Home > Security > General IT Security
Network Sniff (TeamViewer)
by markevans4 on Jul 29, 2014 at 8:10 AM 1st Post
General IT Security Join the Community! Creating your account only takes a few minutes. Join Now
Hello everyone. I just started a new job as System Administrator but due to some issue in upper management i have more on my plate and have to take care of task for Network admin too. My skills on firewall are not so good and so would need some help from you guys. Keeping the political issue aside, I have been ask to sniff the network and see if a user (one specific user) is using TeamViewer from his desktop to connect to system outside of our company. (personal client on the side) Well I don't need to block any port. What HR wants is a report that shows that this user spends half of the day fixing IT problem for his client rather than helping company user.
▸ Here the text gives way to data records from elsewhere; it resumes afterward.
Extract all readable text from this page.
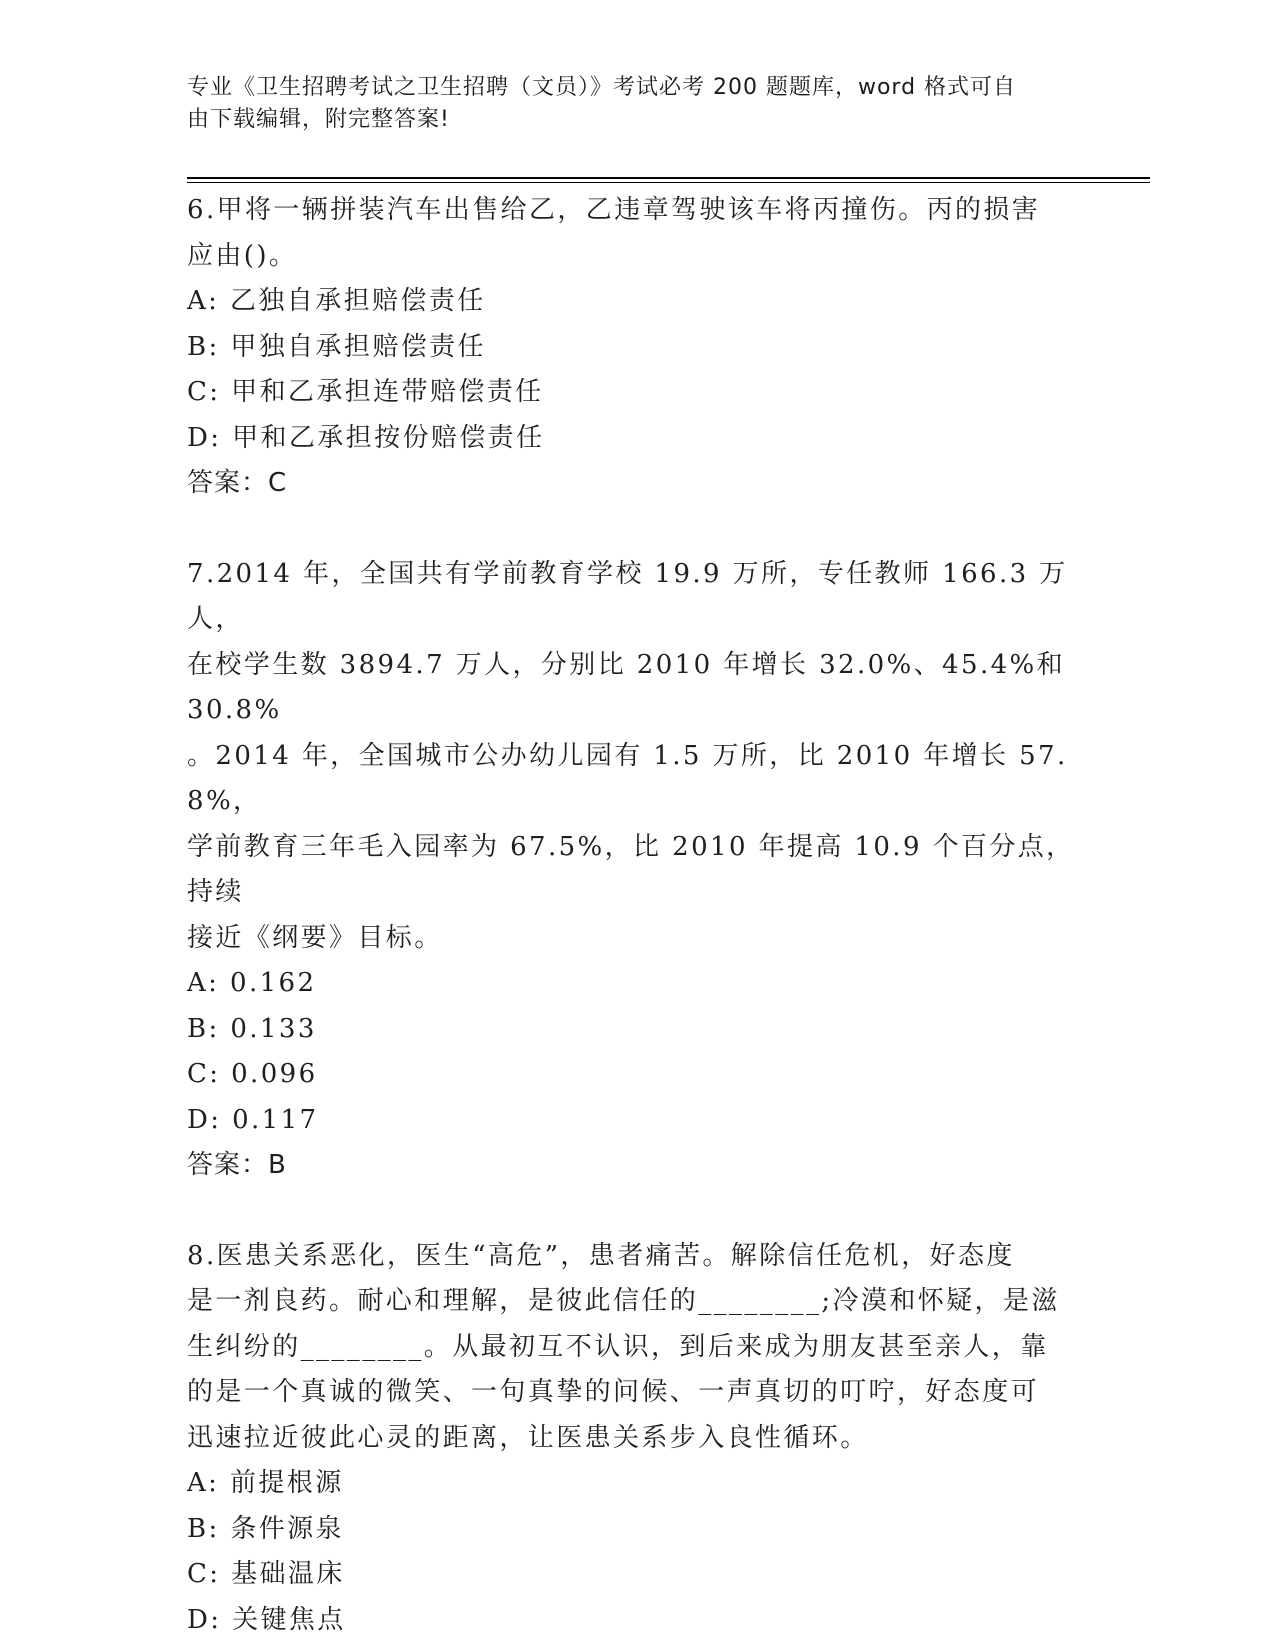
专业《卫生招聘考试之卫生招聘（文员）》考试必考 200 题题库，word 格式可自
由下载编辑，附完整答案!

6.甲将一辆拼装汽车出售给乙，乙违章驾驶该车将丙撞伤。丙的损害

应由()。

A: 乙独自承担赔偿责任

B: 甲独自承担赔偿责任

C: 甲和乙承担连带赔偿责任

D: 甲和乙承担按份赔偿责任

答案：C

7.2014 年，全国共有学前教育学校 19.9 万所，专任教师 166.3 万人，

在校学生数 3894.7 万人，分别比 2010 年增长 32.0%、45.4%和 30.8%

。2014 年，全国城市公办幼儿园有 1.5 万所，比 2010 年增长 57.8%，

学前教育三年毛入园率为 67.5%，比 2010 年提高 10.9 个百分点，持续

接近《纲要》目标。

A: 0.162

B: 0.133

C: 0.096

D: 0.117

答案：B

8.医患关系恶化，医生“高危”，患者痛苦。解除信任危机，好态度

是一剂良药。耐心和理解，是彼此信任的________;冷漠和怀疑，是滋

生纠纷的________。从最初互不认识，到后来成为朋友甚至亲人，靠

的是一个真诚的微笑、一句真挚的问候、一声真切的叮咛，好态度可

迅速拉近彼此心灵的距离，让医患关系步入良性循环。

A: 前提根源

B: 条件源泉

C: 基础温床

D: 关键焦点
I did my research and found out that TV uses port 5938 and it will jump to other ports like 80 and 443 of 5938 is block. I sniff all the traffic going out to internet from his IP but how would one differentiate if the port 80 and 443 are TV traffic or regular internet traffic? What would be the best way to get accurate report on his activity with TV in specific? Any kind of help and information will be appreciated. Thank you. Reply 15 Subscribe
15 Replies Sponsored by Seagate Technology LLC
Serrano jeff cook Jul 29, 2014 at 9:06 AM
If you are already sniffing the traffic you should be able to see the DNS requests made by the PC. You can use the DNS response to map what IP is being used for what sever. This is more accurate then just reverse DNS. That is how you can tell where they are going. It might be best to reboot the PC to cause all DNS cache to be cleared and force new connections. Just so you know this takes time and make sure you save all raw capture files and burn to a non rewritable media. Also take lots of notes, then take more. That way when you are on the witness stand you can answer honestly and truthfully and have the data to back you up. For your documentation start with the formal written request to do this signed by the CEO or VP and HR and legal if you have one.
Datil Gearhead89 Jul 29, 2014 at 10:28 AM
Use PSEXEC to run a command from his machine http://technet.microsoft.com/en-us/sysinternals/bb897553.aspx I usually copy it to C:\exec Open command prompt and type in cd C:\exec then psexec \\machinename -s -h betstat -b -f psexec \\machinename -s -h netstat -o -f Run netstat -b -f to get the .exe and the foreign address that it's communicating with Run netstat -o -f to find the PID and the foreign address that it's communicating with Using either the PID or -b you should be able to see that TeamViewer is being used throughout the day and what ports.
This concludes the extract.